I chose to use a neural network, and programmed in Python with the Keras framework. The center of the model is a dual-layer Long Short Term Memory (LSTM) set with dropout. It’s multivariate, using several collected properties (temperature, humidity, wind speed, etc) of the past 7 days to predict the temperature of the next 2 days. Although it’s a relatively simple architecture, and it’s only trained for about 40 epochs (which is not a lot), I wasn’t going for ultra-precision: I was going for something that worked well enough for the time being. I won’t bore you with some of the various optimization strategies I tried, except to note that I found that the batch size used between updating the weights of the model had a much larger effect than I expected on the final weights.
Can I see the results?
Of course! If you go to scratchwork.xyz right now, you’ll see the model’s forecast temperature for the next two days, give-or-take (it only computes the forecast twice a day). You can compare it to the past weather that’s also plotted, to see if you think it looks reasonable.
Why not SARIMA?
SARIMA and related forecasting tools can have two major issues that I wanted to avoid: first, they’re typically univariate, so any information I have about the humidity, recent rainfall, etc., wouldn’t be taken into account. I don’t want to waste that data. Second, they can’t handle the random “it rained for 2 days straight and was 50 degrees both day and night” cases, because the periodicity is baked right in. LSTM learns periodicity, but it still has the capability (in theory) to capture the dynamics of those strange little weather interludes. For this application, neural networks offer big advantages over something like SARIMA.

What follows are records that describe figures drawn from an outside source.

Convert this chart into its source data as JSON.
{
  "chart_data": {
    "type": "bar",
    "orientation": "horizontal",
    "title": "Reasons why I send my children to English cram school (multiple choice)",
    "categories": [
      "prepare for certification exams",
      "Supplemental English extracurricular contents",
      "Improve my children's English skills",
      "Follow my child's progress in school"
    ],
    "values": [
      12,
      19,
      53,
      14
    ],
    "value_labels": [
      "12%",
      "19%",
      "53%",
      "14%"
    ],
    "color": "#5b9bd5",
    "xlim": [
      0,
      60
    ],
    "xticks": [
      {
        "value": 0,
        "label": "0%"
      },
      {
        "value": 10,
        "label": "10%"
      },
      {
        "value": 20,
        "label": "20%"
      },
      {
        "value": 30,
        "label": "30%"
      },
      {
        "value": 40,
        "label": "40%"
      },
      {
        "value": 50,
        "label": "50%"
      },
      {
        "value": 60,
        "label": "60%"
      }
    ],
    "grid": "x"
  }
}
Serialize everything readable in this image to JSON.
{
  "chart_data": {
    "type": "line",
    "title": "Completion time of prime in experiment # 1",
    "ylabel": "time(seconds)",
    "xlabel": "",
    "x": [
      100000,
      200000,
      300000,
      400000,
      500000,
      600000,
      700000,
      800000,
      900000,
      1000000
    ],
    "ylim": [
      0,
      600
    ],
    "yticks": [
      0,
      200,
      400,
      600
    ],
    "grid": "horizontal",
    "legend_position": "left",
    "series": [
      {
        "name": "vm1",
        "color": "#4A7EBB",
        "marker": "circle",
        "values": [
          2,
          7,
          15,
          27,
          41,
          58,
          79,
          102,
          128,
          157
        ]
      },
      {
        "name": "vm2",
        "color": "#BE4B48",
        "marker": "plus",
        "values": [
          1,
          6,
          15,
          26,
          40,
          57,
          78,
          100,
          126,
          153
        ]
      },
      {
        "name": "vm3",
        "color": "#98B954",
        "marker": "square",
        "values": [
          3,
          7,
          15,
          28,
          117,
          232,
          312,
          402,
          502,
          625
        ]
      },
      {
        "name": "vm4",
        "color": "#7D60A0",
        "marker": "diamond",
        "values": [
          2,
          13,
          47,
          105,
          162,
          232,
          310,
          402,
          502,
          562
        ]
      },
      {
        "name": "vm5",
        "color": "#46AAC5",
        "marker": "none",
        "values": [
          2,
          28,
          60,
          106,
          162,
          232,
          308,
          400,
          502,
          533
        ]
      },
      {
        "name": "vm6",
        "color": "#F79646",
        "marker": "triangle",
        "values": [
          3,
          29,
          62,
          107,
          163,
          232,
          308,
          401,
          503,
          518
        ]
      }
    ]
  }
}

Pretty good now, but what about when climate change hits?
Well, first of all, I probably won’t have it running by the time that becomes an issue. However, I did implement an automatic system that will continue to train on new data after it’s collected enough new information. Once a month, the weights will be adjusted based on newly-available inputs. This should hopefully continue to refine the model, and correct any climate-change-based drift. In case it goes haywire, the previous weights are also being saved.
Hmm, if I plugged in the history of stock prices…
Oh no. Please don’t do that if you’re someone who’s reading this post. You will lose your money.